The research team knew their prototype could be a positive addition to health care providing a non-invasive way to gather important medical information to help deter cardiac conditions such as arrhythmia and heart failure. They saw it as a strategy for patients to confidently use the technology to self-monitor their own health. Their team of RIT engineers and physicians from URMC originally received a grant in 2017 from the National Institutes of Health to develop a non-contact, video recording technology to detect the presence of atrial fibrillation—a heart rhythm disorder that affects more than 2 million Americans yearly. Tsouri would be co-project leader with Jean Philippe Couderc, a biomedical engineer and assistant director of UR’s Heart Research Follow-up Program Lab, who led the clinical trials, and Burr Hall, leader of URMC’s Atrial Fibrillation Clinic. The latter led clinical trials.

“The core technology that captures the signal and analyzes it, is one we developed at RIT. We all had a love of technology, but understood some of the difficulties in combining different technologies for this application. We had to understand things like video streaming and processing in real time. And can we extract this valuable information? We were able to use some advanced processing techniques to do this,” said Savur, who is from Turkey. He expects to graduate this May. All three of the students are experts in different elements of non-invasive monitoring from understanding how to develop real-time Android applications to understanding the implementation of sensor technologies with video imaging systems.

The team would continually enhance the system and test it through connections at URMC, led by Couderc. The company was formed in 2018 and the technology commercialized. The start-up won second place and $500,000 in the annual Luminate NY Accelerator and “Finger Lakes Forward” competition that year to advance the businesses as well as boost the state economy.

Non-invasive, remote monitoring technologies complement traditional health care because early preventive measures can help decrease the need for emergency care. While beneficial, the industry remains fairly new and wellness trackers that have direct connections to physicians are on an upward trend.

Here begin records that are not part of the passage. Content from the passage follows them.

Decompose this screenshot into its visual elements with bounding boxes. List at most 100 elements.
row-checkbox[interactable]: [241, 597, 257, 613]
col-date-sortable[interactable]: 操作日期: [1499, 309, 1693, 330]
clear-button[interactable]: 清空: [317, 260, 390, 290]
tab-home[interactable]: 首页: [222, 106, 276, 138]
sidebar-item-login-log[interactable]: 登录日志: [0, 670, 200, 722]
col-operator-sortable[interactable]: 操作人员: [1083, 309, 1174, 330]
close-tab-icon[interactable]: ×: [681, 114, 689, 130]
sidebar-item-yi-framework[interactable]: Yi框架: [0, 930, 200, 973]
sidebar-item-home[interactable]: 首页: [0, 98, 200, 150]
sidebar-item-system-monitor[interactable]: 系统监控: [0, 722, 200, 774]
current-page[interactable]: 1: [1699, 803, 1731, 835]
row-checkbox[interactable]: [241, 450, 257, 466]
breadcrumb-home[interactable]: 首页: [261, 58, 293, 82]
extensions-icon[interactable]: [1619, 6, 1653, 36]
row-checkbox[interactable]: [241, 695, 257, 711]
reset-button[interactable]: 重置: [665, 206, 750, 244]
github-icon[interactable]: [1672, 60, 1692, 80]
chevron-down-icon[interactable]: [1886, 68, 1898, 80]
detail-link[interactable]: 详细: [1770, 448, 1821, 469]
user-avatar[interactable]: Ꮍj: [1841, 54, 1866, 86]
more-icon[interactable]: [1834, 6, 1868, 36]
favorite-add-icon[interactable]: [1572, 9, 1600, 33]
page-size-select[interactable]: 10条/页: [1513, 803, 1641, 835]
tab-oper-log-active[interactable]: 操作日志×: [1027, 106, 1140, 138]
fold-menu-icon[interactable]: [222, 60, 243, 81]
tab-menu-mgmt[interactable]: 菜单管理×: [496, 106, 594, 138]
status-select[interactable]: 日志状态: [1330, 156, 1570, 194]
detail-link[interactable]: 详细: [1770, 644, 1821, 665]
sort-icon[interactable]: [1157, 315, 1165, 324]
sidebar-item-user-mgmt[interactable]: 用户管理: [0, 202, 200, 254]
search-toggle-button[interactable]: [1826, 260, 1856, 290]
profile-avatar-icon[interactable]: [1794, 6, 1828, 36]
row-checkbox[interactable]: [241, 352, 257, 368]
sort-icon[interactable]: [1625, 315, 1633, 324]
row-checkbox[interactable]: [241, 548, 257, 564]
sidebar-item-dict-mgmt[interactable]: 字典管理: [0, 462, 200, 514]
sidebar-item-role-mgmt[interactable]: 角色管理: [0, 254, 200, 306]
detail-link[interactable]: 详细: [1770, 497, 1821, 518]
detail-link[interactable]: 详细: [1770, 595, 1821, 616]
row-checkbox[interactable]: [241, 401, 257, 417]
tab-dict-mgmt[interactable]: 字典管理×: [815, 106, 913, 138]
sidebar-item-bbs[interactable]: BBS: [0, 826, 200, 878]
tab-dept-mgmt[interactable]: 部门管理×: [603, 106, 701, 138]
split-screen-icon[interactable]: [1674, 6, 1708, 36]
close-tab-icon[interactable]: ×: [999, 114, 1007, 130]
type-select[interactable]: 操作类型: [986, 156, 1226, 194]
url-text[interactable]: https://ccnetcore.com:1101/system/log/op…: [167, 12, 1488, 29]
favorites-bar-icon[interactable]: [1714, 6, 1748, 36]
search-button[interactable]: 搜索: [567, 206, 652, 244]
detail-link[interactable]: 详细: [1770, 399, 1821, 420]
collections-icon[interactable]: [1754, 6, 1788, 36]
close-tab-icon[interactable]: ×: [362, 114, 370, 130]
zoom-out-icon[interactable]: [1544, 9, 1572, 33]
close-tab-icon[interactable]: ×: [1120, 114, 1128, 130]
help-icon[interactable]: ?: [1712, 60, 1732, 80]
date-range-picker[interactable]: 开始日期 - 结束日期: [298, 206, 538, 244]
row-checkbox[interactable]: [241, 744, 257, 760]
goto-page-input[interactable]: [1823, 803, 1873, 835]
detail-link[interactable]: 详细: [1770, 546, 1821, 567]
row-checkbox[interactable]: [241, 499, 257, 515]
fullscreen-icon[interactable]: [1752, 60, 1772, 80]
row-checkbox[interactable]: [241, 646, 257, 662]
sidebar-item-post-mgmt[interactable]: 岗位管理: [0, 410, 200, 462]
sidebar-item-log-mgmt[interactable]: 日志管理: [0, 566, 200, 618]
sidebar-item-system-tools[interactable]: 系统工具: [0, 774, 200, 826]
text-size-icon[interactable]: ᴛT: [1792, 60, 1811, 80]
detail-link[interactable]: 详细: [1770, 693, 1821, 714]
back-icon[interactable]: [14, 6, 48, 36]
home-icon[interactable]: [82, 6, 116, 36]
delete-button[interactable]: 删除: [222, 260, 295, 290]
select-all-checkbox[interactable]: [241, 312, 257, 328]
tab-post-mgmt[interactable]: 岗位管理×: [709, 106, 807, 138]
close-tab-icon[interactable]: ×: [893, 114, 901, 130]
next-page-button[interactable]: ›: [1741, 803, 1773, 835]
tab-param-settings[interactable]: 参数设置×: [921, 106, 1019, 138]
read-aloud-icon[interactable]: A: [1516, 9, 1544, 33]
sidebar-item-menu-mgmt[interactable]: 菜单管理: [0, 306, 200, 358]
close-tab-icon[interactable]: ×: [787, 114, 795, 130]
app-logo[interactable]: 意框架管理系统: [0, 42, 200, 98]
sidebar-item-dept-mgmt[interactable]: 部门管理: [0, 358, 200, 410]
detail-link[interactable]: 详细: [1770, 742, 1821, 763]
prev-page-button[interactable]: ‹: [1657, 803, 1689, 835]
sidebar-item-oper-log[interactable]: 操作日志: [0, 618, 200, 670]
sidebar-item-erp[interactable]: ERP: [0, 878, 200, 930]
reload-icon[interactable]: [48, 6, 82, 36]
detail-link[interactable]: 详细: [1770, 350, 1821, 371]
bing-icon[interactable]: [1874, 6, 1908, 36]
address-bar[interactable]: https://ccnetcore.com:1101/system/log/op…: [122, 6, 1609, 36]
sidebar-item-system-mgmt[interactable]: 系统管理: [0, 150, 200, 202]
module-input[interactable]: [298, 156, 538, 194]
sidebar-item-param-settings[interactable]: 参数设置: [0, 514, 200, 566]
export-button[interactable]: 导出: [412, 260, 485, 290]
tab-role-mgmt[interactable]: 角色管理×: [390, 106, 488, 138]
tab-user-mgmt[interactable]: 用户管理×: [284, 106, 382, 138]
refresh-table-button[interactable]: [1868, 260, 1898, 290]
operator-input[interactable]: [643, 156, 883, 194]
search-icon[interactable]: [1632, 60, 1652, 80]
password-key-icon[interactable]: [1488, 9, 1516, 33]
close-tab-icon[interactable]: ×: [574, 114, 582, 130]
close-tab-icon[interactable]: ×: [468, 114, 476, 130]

“People still trying to master this kind of technology,” Celal explained. “Everything in our system is automated and tracked passively while you are using your personal device, and that is why I think the information is different than other technologies.”

Ruslan agreed: “I’ve also been involved since the beginning, and did some of the original prototyping of the algorithms that would go into a mobile device like a tablet or phone. It was a very important project that can change the way health care works for the better.”

All three student-researchers were part of what Tsouri calls a continuum in research, extending basic research from feasibility studies in the lab to a software platform making it work for the benefits of users outside the lab to generate a broader impact.

“Celal, Kemal and Ruslan came to the project at the point where it was critical to take these established algorithms and make them useful for everyday life and their contributions was extremely important for making this happen,” said Tsouri. “Moving from the lab environment to people’s homes is a challenging task.”

The members of VPG Medical wanted to do whatever possible to help the local community in its time of need.

“The COVID-19 pandemic is a health emergency and many of our older and immunocompromised neighbors will largely be staying home in the upcoming months. We wanted to provide an advanced and simple technology for helping them and the ones close to their heart to have insight into their health status, and particularly signs of possible fevers,” said Couderc, chief executive officer of VPG Medical.

Due to the speed with which VPG Medical wanted to release this free tool in response to the crisis, this release only works on specific Samsung smart devices and was originally available to a limited number of users at this time. The company is expanding availability across the country.

 “That we may help even one person – that’s remarkable,” said Savur.